Hybrid metal–organic frameworks could be engineered with a whole set of new properties

Stephen Miller

Polymer–MOF hybrids could be tailored to have a wide range of properties for chemists to exploit

Chemists in the US have turned received wisdom on its head by using floppy, linear polymers to construct a rigid, crystalline, three-dimensional metal–organic framework (MOF). The finding opens the way to the evolution of a new class of polymer–MOF hybrid materials that can exploit the chemical and physical versatility of the polymer component to introduce new properties into the structure.

To construct a rigid 3D framework, it would seem apparent that small, structurally stiff components are needed, and MOFs created to date do indeed use small organic ligands as the links between the metal ions. Now, however, a team led by Seth Cohen at the University of California, San Diego has shown that this dogma can be challenged.

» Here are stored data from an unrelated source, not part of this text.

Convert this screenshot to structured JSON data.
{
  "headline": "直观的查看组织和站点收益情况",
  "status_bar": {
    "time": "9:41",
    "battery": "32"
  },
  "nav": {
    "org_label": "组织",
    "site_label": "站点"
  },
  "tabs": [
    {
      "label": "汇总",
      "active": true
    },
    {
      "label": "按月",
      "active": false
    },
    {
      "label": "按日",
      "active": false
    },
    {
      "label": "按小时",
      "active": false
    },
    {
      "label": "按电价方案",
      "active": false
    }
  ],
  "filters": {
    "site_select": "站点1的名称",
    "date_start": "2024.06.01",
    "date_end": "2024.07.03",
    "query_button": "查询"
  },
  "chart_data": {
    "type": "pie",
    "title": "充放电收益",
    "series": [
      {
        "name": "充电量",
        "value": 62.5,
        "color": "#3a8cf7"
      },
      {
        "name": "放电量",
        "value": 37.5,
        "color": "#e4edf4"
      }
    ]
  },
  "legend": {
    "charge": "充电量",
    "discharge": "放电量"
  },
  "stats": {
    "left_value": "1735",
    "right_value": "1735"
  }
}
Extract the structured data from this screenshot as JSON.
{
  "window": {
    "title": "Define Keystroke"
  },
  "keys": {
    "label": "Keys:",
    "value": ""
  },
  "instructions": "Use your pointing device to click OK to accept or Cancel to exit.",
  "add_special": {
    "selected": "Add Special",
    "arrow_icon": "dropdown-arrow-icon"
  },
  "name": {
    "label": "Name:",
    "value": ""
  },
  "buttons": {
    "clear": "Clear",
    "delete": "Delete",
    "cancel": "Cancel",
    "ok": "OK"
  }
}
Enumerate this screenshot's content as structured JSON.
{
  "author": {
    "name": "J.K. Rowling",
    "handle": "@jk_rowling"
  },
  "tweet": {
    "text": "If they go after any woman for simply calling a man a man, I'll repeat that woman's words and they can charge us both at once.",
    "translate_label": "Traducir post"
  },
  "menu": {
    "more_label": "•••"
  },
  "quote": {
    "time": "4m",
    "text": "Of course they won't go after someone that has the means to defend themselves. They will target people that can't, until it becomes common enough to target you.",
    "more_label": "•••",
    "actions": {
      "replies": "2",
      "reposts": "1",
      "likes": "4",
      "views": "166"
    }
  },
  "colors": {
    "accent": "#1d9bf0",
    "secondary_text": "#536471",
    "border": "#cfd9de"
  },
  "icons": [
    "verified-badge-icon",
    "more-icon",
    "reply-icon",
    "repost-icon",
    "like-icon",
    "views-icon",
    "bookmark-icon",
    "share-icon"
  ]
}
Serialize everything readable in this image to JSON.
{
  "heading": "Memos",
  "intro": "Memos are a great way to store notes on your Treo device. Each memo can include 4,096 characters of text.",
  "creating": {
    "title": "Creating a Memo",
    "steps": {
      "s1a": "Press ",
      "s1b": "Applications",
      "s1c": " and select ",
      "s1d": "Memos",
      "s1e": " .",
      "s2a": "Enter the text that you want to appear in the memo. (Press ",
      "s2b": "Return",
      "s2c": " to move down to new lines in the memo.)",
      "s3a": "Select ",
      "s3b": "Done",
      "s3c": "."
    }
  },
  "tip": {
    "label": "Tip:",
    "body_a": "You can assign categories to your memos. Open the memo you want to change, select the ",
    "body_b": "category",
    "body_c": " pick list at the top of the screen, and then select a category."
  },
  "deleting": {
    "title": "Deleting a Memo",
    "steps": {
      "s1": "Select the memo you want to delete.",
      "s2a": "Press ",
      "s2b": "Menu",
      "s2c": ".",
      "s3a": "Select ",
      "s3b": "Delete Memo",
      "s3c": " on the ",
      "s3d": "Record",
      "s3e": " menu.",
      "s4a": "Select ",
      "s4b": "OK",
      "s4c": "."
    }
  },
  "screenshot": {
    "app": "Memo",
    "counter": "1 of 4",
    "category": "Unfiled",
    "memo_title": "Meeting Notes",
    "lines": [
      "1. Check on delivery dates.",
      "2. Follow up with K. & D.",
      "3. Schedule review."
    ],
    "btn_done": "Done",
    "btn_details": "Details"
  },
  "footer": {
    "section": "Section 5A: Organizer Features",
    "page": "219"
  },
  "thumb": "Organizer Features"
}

The researchers synthesised a series of polymers consisting of a chain of methylene units interspersed, at regular intervals, with the conventional MOF ligand 1,4-benzenedicarboxylic acid as part of the polymer chain backbone. The polymers ranged in length from around 20 to 50 repeat units, with between five and eight methylene spacers between the ligand groups.

When the polymer was heated in the presence of zinc, the amorphous structure arranged itself into a rigid, porous and crystalline framework. ‘This was a very surprising result,’ says Cohen. ‘It defies conventional wisdom both for MOFs, which says you need small, rigid ligands, and for polymers, which are amorphous, not highly crystalline and not porous.’ Furthermore, under different reaction conditions, different morphologies of the polymer–MOF materials were seen, including spheres and films.

Precisely why such an ordered structure arises from an amorphous precursor remains unclear, says Cohen. However, now that the principle of a ‘polyMOF’ has been demonstrated, it will allow chemists to experiment with a wide range of  polymers containing a variety of functional groups to impart novel and useful properties to the MOF. For example, suggests Cohen, it may be possible to introduce electronically conducting groups into a MOF’s pores.

Martin Attfield, who studies MOFs at the University of Manchester in the UK, says that the new work ‘will be of extreme interest to materials chemists as it fuses together the worlds of polymer and MOF chemistry to provide an exciting new range of materials whose sum is greater than its parts in terms of beneficial properties, for example improving the hydrolytic or mechanical stability of the MOF or providing a method for organising polymers in a much more ordered fashion’.